山楂原花青素调节环氧合酶-2表达诱导Eca109食管癌细胞凋亡

Hawthorn Procyanidins Regulate the Expression of COX-2 and Induce the Apoptosis of Eca109 Esophageal Cancer Cells

The present work was undertaken to explore the molecular mechanisms for the apoptosis of esophageal
cancer cells induced by HPC through regulating the expression of cyclooxygenase-2 (COX-2) via the PI3K/Akt signal
pathway. Esophageal cancer cells were nurtured routinely at HPC concentrations of 25, 50, 100, 200, 300 and 400 μg/mL.

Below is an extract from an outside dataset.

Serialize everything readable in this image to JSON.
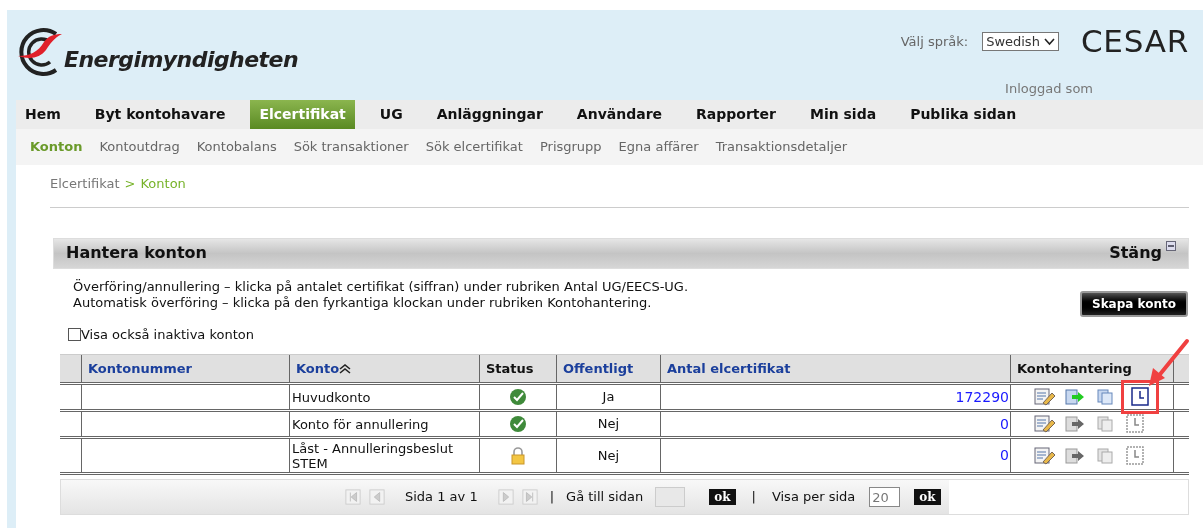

The cell counting kit-8 (CCK-8) assay was used to detect and calculate the inhibitory rate of esophageal cancer cells after
72 hours of culture. The IC50 of 250 μg/mL was chosen as the experimental group. Western blotting was adopted to detect
the degree of PI3K/Akt phosphorylation and the protein expression levels of Caspase-3 and COX-2. RT-PCR was used to
evaluate the expression level of COX-2 mRNA. Annexin V-FITC/PI was used to test inhibitory rate of esophageal cancer
cells after 0, 12, 24, 36, 48 and 72 h. The degree of PI3K and Akt phosphorylation declined gradually as the culture time
elapsed and reached the lowest point (P < 0.01) after 48 hours in the experimental group, while the opposite trend was
observed for the control group (P < 0.01) . The expression of COX-2 mRNA in the experimental group was significantly
lower (P < 0.01) compared to that in the control group. Under the action of HPC, the expression of Caspase-3 protein
was the strongest (P < 0.01) after 48 and 72 hours while the expression of COX-2 protein was the lowest (P < 0.01) after
72 hours. The apoptosis rate of esophageal cancer cells increased as the culture period was prolonged, which reached
63.54% (P < 0.01) after 72 hours of culture. HPC can exert a pro-apoptotic effect on esophageal cancer cells by reducing the
expression level of COX-2 through the PI3K/Akt signal pathway.